While it's important not to make blanket generalizations about who is performing, it is fair to say that Hugo Aik sought out the elder virtuosi, and increasingly, many of them are gone. Was it all about preserving fading repertoires? At the time, maybe. Today, in a more broadly prosperous China, it's becoming slightly less necessary to think in those terms. But, like the Buena Vista venture, these recordings were intended to restore respect to the profession. The Hugo Production label has been a fitting tribute to a whole generation of professionals who had up to then rarely recorded under ideal conditions, and very seldom had the chance to perform for Chinese diaspora abroad where the music had a dedicated following. (Take the time to watch 'From Mao to Mozart: Isaac Stern in China', a documentary shot in the early 1980s, to get a feel for just how 'distant' the country's top musical academies had become from any notion of a public audience for their performances.)
Even that doesn't begin to tally up hardships the older performers had privately experienced in their long careers. Although musicians weren't directly singled out, anyone who had a profession that couldn't be mainstreamed into a work unit (danwei), and who was remotely intellectual, had a potentially very fragile career path. These performers might have led lives where the occasional, outrageous period of persecution was visited upon them, anytime during the two decades between the post-Hundred Flowers period of the 1950s up through the Cultural Revolution (1966-76). Yes, it actually could even have included months of confinement and, in extreme instances, torture, since that was considered good social medicine once you were already in a category under ideological suspicion. The musicians who were administratively relocated to the western frontiers just gave up for good any shot at continuing to perform with a strong ensemble, as they were also ethnic outsiders for the first two decades of exile. (For a clearer insight into the political mayhem and personal ramifications of China's lost decades, make time to watch Zhang Yimou's most wrenching film, 'To Live.') While it was a good decade after Deng's reforms that this Singaporean entrepreneur really started investing heavily in producing these recordings for his audiophile label, it really was a significant change of fortune in the Chinese classical repertoire. Let's hope these gigs also paid good money! At a minimum, the sessions were a taste of long overdue public recognition for those involved.

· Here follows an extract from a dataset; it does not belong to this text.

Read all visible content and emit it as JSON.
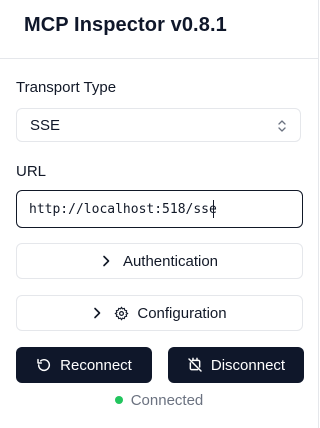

Finally, know that you really won't 'get' anywhere close to 100% of what you hear.
If you're looking for something in the vein of Tan Dun's score for 'Crouching Tiger, Hidden Dragon,' you'll find an abundance of real poetry here. At the same time, it's important to be aware you'll also hear some other, completely non-Wester, pre-modern 'folk' traditions that "are what they are." In some of these folk repertoires, the music is jarring (even painful to hear at first), but exposure to these sessions is always full of unforgettable surprises and musicianship. There are no stronger roots than the village, regional, and minority traditions that you'll hear throughout the Hugo catalogue. You'll laugh when it's put this way, but it's worth remarking on: At a variety of points in these sessions, you'll hear something so transfixing that you'll find yourself in an eager state to get to the bottom of "all that ancient Chinese wisdom."
My hat is off to you, Mr. Aik! You're one of those modern visionaries who actually did it -- who actually showed that the "the real China" is still "the ineffable China," the sort of storied space that the scrappy, bustling mainland public rarely senses has a role in their midst."